The Quality of the resulting custom-trained AI OCR engine was automatically computed with an accuracy of 94.61% using training data of only 2972 segments extracted from the 38 pages. The quality is quite high even compared to long-term projects where human paleographers are involved and where the quality of their output tends to decrease in time below 90%, due to fatigue and other factors.

Even training the engines with more data –  5427 segments (68 pages) and 7741 segments (100 pages) – resulted in marginal quality gains: 95,09% and 95,53% respectively, which means that the optimal quality output is obtained with some dozen human transcripted page, which makes the entire process quite efficient. We came to the conclusion that the effort inflection point is at 2168 segments (approximately 28 pages), meaning that we could have trained the algorithm with just 28 pages of manual transcription to gain an accuracy value that is very close to what we’ve achieved by manually transcribing 100 pages and training the algorithm with them.

The value of custom-built AI OCR engines for historical archives is undisputable, as proven by our past projects.

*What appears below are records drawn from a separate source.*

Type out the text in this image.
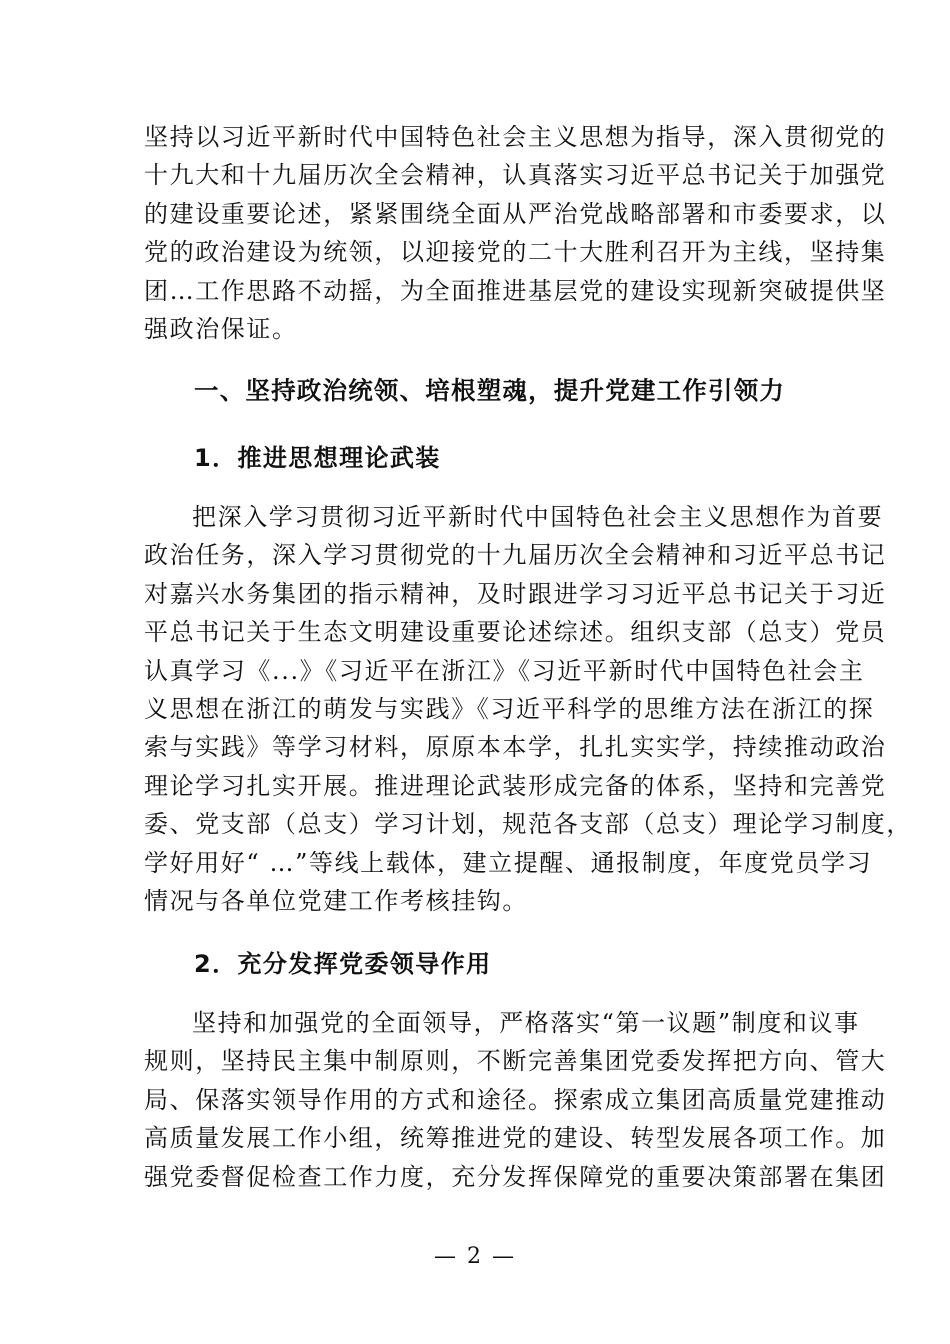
坚持以习近平新时代中国特色社会主义思想为指导，深入贯彻党的
十九大和十九届历次全会精神，认真落实习近平总书记关于加强党
的建设重要论述，紧紧围绕全面从严治党战略部署和市委要求，以
党的政治建设为统领，以迎接党的二十大胜利召开为主线，坚持集
团…工作思路不动摇，为全面推进基层党的建设实现新突破提供坚
强政治保证。
一、坚持政治统领、培根塑魂，提升党建工作引领力
1．推进思想理论武装
把深入学习贯彻习近平新时代中国特色社会主义思想作为首要
政治任务，深入学习贯彻党的十九届历次全会精神和习近平总书记
对嘉兴水务集团的指示精神，及时跟进学习习近平总书记关于习近
平总书记关于生态文明建设重要论述综述。组织支部（总支）党员
认真学习《...》《习近平在浙江》《习近平新时代中国特色社会主
义思想在浙江的萌发与实践》《习近平科学的思维方法在浙江的探
索与实践》等学习材料，原原本本学，扎扎实实学，持续推动政治
理论学习扎实开展。推进理论武装形成完备的体系，坚持和完善党
委、党支部（总支）学习计划，规范各支部（总支）理论学习制度，
学好用好“ …”等线上载体，建立提醒、通报制度，年度党员学习
情况与各单位党建工作考核挂钩。
2．充分发挥党委领导作用
坚持和加强党的全面领导，严格落实“第一议题”制度和议事
规则，坚持民主集中制原则，不断完善集团党委发挥把方向、管大
局、保落实领导作用的方式和途径。探索成立集团高质量党建推动
高质量发展工作小组，统筹推进党的建设、转型发展各项工作。加
强党委督促检查工作力度，充分发挥保障党的重要决策部署在集团
— 2 —
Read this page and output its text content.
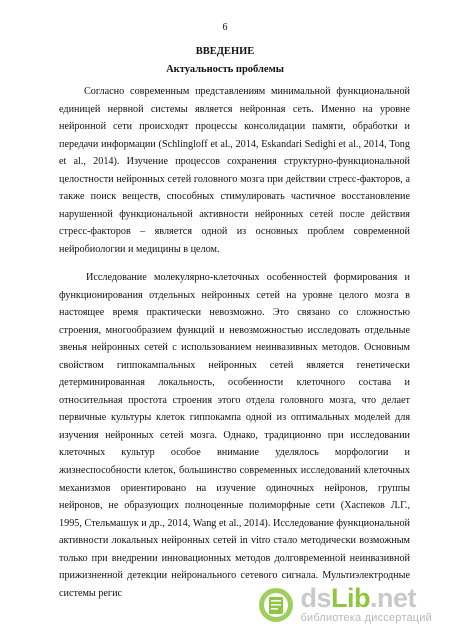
6
ВВЕДЕНИЕ
Актуальность проблемы
Согласно современным представлениям минимальной функциональной единицей нервной системы является нейронная сеть. Именно на уровне нейронной сети происходят процессы консолидации памяти, обработки и передачи информации (Schlingloff et al., 2014, Eskandari Sedighi et al., 2014, Tong et al., 2014). Изучение процессов сохранения структурно-функциональной целостности нейронных сетей головного мозга при действии стресс-факторов, а также поиск веществ, способных стимулировать частичное восстановление нарушенной функциональной активности нейронных сетей после действия стресс-факторов – является одной из основных проблем современной нейробиологии и медицины в целом.
Исследование молекулярно-клеточных особенностей формирования и функционирования отдельных нейронных сетей на уровне целого мозга в настоящее время практически невозможно. Это связано со сложностью строения, многообразием функций и невозможностью исследовать отдельные звенья нейронных сетей с использованием неинвазивных методов. Основным свойством гиппокампальных нейронных сетей является генетически детерминированная локальность, особенности клеточного состава и относительная простота строения этого отдела головного мозга, что делает первичные культуры клеток гиппокампа одной из оптимальных моделей для изучения нейронных сетей мозга. Однако, традиционно при исследовании клеточных культур особое внимание уделялось морфологии и жизнеспособности клеток, большинство современных исследований клеточных механизмов ориентировано на изучение одиночных нейронов, группы нейронов, не образующих полноценные полиморфные сети (Хаспеков Л.Г., 1995, Стельмашук и др., 2014, Wang et al., 2014). Исследование функциональной активности локальных нейронных сетей in vitro стало методически возможным только при внедрении инновационных методов долговременной неинвазивной прижизненной детекции нейронального сетевого сигнала. Мультиэлектродные системы регис	dsLib.net
библиотека диссертаций
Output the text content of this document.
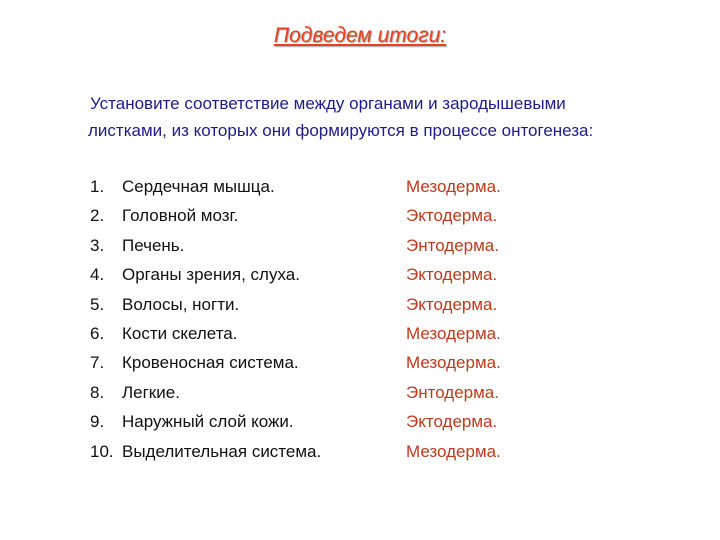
Подведем итоги:
Установите соответствие между органами и зародышевыми
листками, из которых они формируются в процессе онтогенеза:
1. Сердечная мышца.
2. Головной мозг.
3. Печень.
4. Органы зрения, слуха.
5. Волосы, ногти.
6. Кости скелета.
7. Кровеносная система.
8. Легкие.
9. Наружный слой кожи.
10. Выделительная система.
Мезодерма.
Эктодерма.
Энтодерма.
Эктодерма.
Эктодерма.
Мезодерма.
Мезодерма.
Энтодерма.
Эктодерма.
Мезодерма.
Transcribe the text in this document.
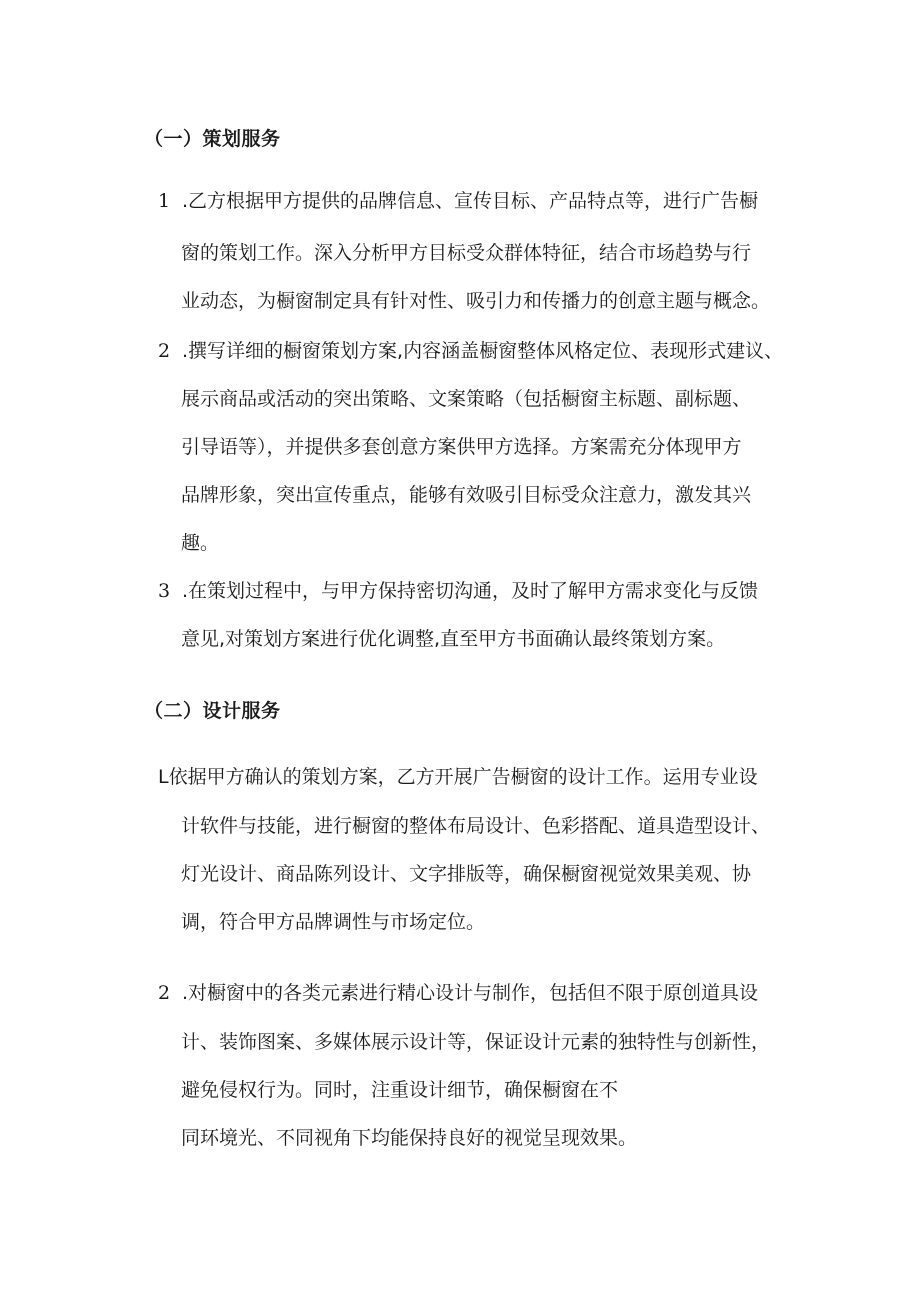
（一）策划服务
1 .乙方根据甲方提供的品牌信息、宣传目标、产品特点等，进行广告橱
窗的策划工作。深入分析甲方目标受众群体特征，结合市场趋势与行
业动态，为橱窗制定具有针对性、吸引力和传播力的创意主题与概念。
2 .撰写详细的橱窗策划方案,内容涵盖橱窗整体风格定位、表现形式建议、
展示商品或活动的突出策略、文案策略（包括橱窗主标题、副标题、
引导语等），并提供多套创意方案供甲方选择。方案需充分体现甲方
品牌形象，突出宣传重点，能够有效吸引目标受众注意力，激发其兴
趣。
3 .在策划过程中，与甲方保持密切沟通，及时了解甲方需求变化与反馈
意见,对策划方案进行优化调整,直至甲方书面确认最终策划方案。
（二）设计服务
L依据甲方确认的策划方案，乙方开展广告橱窗的设计工作。运用专业设
计软件与技能，进行橱窗的整体布局设计、色彩搭配、道具造型设计、
灯光设计、商品陈列设计、文字排版等，确保橱窗视觉效果美观、协
调，符合甲方品牌调性与市场定位。
2 .对橱窗中的各类元素进行精心设计与制作，包括但不限于原创道具设
计、装饰图案、多媒体展示设计等，保证设计元素的独特性与创新性，
避免侵权行为。同时，注重设计细节，确保橱窗在不
同环境光、不同视角下均能保持良好的视觉呈现效果。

Manuscripts and documents from centuries past, often written by hand, local and regional archives, such as those maintained by small towns, villages, or specific communities, historical newspapers and magazines, personal archives, like diaries and correspondence, especially from notable historical figures and government and legal records hold immense knowledge waiting to be used. The digitalization of these archives is crucial for preserving historical knowledge and making it more accessible. However, the process is often slow due to the need for careful handling, specialized equipment, and significant funding. As technology advances, particularly in areas like high-resolution scanning and AI-based text recognition, the pace of digitalization is likely to increase, helping to preserve these valuable historical resources.